Linnaeus and his scientific counterpart in Sweden, Petrous Arctaedius, ‘imagined everything in the world divided into two halves.  The hard things in one half and the soft things in another.  The fixed and the moveable.  The annual and the perennial.  What had no tail and what had a tail.  That which was fast and that which was slow.  The two-legged and the four-legged’.  The pair take a straightforward approach to classification; they decide to simply halve the animals and plants to give one another a pool to work from: ‘Arctaedius took the amphibians, the reptiles, the frogs and toads and the fish.  Linnaeus took the birds and the insects, the mammals and the stones.  Along with the plants’.

Florin denotes the vast differences between Linnaeus and his gardener, the latter of whom ‘perceives things for what they are in themselves – and for their beauty or usefulness’.  The pair ‘often find themselves in dialogue, but rarely understand one another’.  For me, the gardener was a  shadowy figure; Linnaeus also only came to life in his fictionalised form in the sections in which his young siblings are taken ill, and when he himself is suffering.

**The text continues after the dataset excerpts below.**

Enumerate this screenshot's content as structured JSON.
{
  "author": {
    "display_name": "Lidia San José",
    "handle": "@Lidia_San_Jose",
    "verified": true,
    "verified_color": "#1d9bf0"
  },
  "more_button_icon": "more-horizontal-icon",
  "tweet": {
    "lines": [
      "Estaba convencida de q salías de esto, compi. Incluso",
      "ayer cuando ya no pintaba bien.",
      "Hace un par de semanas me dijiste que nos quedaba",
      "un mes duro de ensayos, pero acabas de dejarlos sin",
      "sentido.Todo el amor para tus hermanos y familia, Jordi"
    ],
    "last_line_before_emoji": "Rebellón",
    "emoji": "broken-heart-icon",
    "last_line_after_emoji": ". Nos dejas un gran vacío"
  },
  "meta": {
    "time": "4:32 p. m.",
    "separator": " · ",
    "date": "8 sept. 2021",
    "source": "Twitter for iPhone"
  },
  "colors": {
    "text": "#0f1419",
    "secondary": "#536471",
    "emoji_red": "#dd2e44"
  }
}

Florin’s use of imagery and sense of place are deftly crafted, and there are certainly some lovely ideas here: ‘Linnaeus, awake, steps outside, strolls to his grove.  He hangs pairs of green Kungsholm glasses as bells on the branches of an oak, an elm and an ash in order to listen to the jingling caused by the wind when it rises.  They are his Aeolian beakers, his mind-harps of glass.  But this morning the wind is still, and the bells are motionless’.  Watson’s translation is nice and fluid; the prose is intelligent, and the patterns of dialogue interesting.  The novella, which runs to just ninety pages, is told in slim fragments, which do not lead seamlessly from one to another.  In fact, the overall feel is a little disjointed.  Whilst the story which Florin presents is fascinating, especially with its roots in reality, the structure makes it feel too fragmented to connect with.  The Garden is an interesting tale, but overall, it is a little underwhelming.